Ia menambahkan, kunjungan delegasi Parlemen Turki yang bertemu dengan Komisi VIII DPR RI menjadi bagian dari upaya mempererat hubungan antarlembaga legislatif. Melalui diplomasi parlemen tersebut, lanjutnya, GKSB berharap kerja sama Indonesia dan Turki terus berkembang di berbagai sektor.
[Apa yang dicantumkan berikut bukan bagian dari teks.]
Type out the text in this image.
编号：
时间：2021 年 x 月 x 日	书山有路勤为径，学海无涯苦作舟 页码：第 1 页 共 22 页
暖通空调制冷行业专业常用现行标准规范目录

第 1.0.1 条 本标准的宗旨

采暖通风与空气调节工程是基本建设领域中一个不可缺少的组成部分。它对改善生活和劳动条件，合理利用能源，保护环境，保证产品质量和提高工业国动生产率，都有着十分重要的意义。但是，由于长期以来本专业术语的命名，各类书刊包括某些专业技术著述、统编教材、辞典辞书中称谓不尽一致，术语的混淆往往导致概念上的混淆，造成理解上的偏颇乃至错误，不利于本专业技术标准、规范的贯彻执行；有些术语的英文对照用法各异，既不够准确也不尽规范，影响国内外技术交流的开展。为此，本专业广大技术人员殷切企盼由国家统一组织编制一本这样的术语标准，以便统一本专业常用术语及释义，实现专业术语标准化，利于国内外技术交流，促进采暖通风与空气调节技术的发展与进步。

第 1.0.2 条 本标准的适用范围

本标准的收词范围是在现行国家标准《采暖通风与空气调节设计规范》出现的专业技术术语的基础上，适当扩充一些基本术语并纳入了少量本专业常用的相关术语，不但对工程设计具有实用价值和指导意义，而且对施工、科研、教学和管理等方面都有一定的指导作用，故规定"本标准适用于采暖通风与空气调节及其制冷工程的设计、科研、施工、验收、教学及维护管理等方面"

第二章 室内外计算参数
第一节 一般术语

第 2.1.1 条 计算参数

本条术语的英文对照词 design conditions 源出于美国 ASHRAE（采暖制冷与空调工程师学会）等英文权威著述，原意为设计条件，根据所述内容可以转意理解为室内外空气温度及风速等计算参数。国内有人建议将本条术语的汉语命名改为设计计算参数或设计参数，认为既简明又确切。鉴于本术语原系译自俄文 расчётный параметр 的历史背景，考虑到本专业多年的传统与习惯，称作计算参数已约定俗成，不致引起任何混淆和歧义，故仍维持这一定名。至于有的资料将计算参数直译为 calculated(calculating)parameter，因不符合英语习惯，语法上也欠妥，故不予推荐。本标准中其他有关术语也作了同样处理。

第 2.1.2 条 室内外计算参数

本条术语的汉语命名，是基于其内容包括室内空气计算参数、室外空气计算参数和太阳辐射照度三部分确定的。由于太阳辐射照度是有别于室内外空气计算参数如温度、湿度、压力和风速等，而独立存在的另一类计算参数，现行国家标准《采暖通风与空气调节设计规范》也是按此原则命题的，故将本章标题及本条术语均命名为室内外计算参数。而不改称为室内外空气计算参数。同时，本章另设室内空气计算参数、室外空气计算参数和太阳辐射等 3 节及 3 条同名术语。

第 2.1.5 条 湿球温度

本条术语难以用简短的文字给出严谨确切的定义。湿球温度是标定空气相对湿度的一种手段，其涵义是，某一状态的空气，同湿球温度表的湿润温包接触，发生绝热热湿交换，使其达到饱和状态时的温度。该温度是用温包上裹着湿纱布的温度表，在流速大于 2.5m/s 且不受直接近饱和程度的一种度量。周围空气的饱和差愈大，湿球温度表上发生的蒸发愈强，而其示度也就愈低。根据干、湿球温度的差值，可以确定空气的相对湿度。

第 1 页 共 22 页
“Karena itu dengan senang hati ketika rombongan parlemen Turki datang ke Indonesia, Ketemu dengan Komisi VIII, ini sesuai dengan bidang perempuan yang menjadi perhatian dari rombongan dari Turki. Harapannya tentu untuk kepentingan Indonesia, memajukan ekonomi kita, memajukan pendidikan kita, budaya kita dan lain sebagainya. Dan bersama-sama dengan negara sahabat seperti Turki,” pungkasnya.
Senada dengan itu, Ketua Komisi Kesetaraan Peluang bagi Perempuan dan Laki-laki Parlemen Turki, Çiğdem Erdoğan, mengatakan hubungan baik yang telah terjalin antara Indonesia dan Turki perlu terus diperkuat melalui kerja sama antarlembaga parlemen.